Poutine a pris cette décision lors d’une réunion diffusée à la télévision, déclarant que « guidée par des considérations humanitaires, la partie russe déclare une trêve de Pâques aujourd’hui, de 18 heures à minuit entre dimanche et lundi ». Il invite également les autorités ukrainiennes à se conformer à ce cessez-le-feu.

Dans cette annonce, le chef du Kremlin souligne que la réponse ukrainienne « montrera la sincérité du régime de Kiev », précisant que son gouvernement doit montrer sa volonté et sa capacité à respecter les accords et participer aux négociations visant à résoudre les causes profondes de la crise.
Cependant, Vladimir Poutine n’a pas manqué d’appeler ses soldats à rester vigilants.

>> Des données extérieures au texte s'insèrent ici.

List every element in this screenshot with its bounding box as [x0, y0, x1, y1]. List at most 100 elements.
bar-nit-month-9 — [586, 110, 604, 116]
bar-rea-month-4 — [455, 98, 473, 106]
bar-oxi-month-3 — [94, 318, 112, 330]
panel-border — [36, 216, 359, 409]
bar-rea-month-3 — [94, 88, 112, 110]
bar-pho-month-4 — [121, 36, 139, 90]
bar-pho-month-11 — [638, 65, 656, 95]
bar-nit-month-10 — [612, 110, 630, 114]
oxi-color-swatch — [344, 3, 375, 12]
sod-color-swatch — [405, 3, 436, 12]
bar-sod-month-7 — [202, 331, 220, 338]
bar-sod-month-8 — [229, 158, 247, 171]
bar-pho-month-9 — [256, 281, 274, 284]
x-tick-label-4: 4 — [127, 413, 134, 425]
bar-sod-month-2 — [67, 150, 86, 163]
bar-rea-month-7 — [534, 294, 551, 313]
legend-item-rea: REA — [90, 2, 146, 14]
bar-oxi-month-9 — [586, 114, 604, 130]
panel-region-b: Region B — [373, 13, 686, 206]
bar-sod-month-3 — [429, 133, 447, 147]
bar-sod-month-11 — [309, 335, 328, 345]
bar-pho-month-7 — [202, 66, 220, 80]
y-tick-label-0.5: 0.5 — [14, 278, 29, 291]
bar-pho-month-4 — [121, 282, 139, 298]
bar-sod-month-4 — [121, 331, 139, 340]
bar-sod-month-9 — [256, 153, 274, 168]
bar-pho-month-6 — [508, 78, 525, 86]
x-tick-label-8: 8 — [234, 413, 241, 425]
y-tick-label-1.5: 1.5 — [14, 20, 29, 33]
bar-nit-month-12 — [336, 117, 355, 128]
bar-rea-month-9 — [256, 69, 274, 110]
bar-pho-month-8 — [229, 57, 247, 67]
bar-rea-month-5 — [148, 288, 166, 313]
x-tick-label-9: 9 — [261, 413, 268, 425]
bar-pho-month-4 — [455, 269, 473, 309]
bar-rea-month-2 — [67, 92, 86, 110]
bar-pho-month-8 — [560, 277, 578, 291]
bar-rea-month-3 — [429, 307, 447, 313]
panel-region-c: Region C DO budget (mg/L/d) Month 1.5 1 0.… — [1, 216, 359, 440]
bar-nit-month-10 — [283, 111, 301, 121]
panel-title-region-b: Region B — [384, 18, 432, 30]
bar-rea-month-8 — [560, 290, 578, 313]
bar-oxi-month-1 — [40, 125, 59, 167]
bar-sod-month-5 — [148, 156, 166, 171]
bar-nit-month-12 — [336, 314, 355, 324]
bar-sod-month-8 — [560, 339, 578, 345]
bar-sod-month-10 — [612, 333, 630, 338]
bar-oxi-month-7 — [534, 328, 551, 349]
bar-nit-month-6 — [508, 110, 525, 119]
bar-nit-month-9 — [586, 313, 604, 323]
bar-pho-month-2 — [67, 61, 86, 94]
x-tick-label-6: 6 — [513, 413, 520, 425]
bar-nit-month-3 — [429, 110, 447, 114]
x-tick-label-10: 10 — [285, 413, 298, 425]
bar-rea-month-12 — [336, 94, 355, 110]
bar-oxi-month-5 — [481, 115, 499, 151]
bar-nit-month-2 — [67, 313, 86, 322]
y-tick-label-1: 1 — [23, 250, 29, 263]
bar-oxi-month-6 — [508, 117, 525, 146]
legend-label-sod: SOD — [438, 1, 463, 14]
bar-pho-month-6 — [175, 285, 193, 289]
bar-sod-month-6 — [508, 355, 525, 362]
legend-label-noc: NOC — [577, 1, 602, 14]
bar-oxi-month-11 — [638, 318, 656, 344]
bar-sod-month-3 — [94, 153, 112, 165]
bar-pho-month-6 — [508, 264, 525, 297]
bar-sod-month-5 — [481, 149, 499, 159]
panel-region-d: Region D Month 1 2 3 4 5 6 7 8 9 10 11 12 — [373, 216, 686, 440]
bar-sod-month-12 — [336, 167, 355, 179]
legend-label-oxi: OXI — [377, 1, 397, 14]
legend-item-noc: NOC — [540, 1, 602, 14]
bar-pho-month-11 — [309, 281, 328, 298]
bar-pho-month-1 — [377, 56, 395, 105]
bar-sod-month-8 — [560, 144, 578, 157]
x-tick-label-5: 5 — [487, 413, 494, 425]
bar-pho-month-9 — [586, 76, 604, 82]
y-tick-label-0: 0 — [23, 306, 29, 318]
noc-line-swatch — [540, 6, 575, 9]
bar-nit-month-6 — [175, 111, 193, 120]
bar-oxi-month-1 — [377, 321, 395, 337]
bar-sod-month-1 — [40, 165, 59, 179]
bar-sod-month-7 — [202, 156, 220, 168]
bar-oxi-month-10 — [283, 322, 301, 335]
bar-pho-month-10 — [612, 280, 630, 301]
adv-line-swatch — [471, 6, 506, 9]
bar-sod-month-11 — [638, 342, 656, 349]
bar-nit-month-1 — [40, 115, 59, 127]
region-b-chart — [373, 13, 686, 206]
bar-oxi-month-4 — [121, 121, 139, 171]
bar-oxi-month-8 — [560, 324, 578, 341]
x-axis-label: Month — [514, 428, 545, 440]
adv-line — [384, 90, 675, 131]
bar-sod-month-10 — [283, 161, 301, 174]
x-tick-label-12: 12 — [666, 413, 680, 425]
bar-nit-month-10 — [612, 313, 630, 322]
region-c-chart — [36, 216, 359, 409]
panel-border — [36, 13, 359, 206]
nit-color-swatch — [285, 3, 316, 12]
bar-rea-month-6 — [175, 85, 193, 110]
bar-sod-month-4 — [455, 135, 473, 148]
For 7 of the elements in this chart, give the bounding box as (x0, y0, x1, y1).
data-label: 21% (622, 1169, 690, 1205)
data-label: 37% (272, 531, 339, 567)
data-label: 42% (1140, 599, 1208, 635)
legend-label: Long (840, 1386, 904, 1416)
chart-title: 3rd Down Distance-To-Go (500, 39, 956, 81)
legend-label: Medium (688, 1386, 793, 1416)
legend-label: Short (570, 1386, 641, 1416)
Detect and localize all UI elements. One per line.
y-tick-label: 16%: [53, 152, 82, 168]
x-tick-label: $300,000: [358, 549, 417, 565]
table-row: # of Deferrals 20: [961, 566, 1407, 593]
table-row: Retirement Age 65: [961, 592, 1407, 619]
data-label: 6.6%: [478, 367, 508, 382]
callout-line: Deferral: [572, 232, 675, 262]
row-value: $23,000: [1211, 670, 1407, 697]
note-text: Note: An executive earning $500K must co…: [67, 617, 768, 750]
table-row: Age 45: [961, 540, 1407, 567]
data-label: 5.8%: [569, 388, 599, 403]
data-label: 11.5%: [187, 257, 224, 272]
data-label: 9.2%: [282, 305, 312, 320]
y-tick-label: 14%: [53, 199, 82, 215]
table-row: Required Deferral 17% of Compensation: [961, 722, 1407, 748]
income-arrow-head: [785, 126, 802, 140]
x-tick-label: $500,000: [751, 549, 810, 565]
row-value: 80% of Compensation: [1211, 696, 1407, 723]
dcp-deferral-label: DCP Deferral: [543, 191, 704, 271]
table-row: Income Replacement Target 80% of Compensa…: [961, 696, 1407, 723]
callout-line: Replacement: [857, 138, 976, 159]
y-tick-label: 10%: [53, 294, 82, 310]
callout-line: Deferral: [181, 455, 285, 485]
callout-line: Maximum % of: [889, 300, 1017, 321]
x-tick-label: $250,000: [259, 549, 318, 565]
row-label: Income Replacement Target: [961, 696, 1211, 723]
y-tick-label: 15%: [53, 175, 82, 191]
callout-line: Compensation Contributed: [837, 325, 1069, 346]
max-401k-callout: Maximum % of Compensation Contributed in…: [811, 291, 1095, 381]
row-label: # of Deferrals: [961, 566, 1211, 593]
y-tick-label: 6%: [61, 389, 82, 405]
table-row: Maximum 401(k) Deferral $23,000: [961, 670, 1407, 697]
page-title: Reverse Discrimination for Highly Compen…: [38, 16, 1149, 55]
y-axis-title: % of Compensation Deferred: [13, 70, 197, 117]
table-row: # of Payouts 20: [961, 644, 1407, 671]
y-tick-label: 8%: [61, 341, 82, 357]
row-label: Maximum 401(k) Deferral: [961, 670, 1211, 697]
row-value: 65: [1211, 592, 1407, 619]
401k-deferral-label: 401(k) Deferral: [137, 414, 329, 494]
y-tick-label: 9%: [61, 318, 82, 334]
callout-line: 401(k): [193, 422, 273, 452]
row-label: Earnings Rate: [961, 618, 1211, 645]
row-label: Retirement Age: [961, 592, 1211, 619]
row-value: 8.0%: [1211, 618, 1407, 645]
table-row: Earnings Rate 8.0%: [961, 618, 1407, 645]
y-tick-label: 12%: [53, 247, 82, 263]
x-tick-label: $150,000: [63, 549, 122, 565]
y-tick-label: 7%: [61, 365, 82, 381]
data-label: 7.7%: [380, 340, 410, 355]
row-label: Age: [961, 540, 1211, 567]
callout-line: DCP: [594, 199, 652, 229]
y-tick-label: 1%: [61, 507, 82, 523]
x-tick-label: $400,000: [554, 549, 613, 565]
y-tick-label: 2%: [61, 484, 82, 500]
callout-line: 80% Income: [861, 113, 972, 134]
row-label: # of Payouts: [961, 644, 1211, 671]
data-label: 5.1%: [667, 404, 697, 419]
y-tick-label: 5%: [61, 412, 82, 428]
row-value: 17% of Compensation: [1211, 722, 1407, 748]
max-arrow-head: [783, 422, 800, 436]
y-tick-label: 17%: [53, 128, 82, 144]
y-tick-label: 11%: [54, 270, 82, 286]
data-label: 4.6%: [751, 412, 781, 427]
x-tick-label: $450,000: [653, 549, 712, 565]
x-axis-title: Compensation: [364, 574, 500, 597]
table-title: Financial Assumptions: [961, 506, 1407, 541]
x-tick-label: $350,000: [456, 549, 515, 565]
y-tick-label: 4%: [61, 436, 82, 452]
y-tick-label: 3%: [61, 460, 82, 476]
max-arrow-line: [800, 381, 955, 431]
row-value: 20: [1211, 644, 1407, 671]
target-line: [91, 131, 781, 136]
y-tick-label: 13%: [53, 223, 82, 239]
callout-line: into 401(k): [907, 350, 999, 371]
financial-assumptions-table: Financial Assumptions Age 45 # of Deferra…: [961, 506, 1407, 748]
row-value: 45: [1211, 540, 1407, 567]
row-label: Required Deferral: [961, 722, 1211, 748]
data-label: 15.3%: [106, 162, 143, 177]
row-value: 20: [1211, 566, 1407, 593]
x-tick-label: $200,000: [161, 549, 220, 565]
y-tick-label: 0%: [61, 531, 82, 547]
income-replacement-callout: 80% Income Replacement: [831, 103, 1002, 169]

Il leur a demandé d’être « extrêmement attentifs et concentrés », avec une préparation pour une « réponse immédiate et complète » face aux violations potentielles durant cette trêve.
Cette initiative ne constitue pas un premier essai. En effet, deux précédents essais avaient été faits pour établir un cessez-le-feu autour de Pâques depuis le début du conflit en février 2022. En avril 2022, le secrétaire général des Nations Unies, Antonio Guterres, avait tenté sans succès d’instaurer une trêve que Moscou avait refusée, craignant que cela permette aux forces ukrainiennes de se regrouper. Un an plus tard, en janvier 2023, le patriarche orthodoxe russe Kirill avait proposé une suspension temporaire des hostilités qui avait été qualifiée de « piège » par l’Ukraine.
L’appel actuel arbore donc non seulement des dimensions militaires mais aussi idéologiques dans un contexte où chaque geste est scruté tant par les alliés occidentaux que par ceux engagés sur le terrain.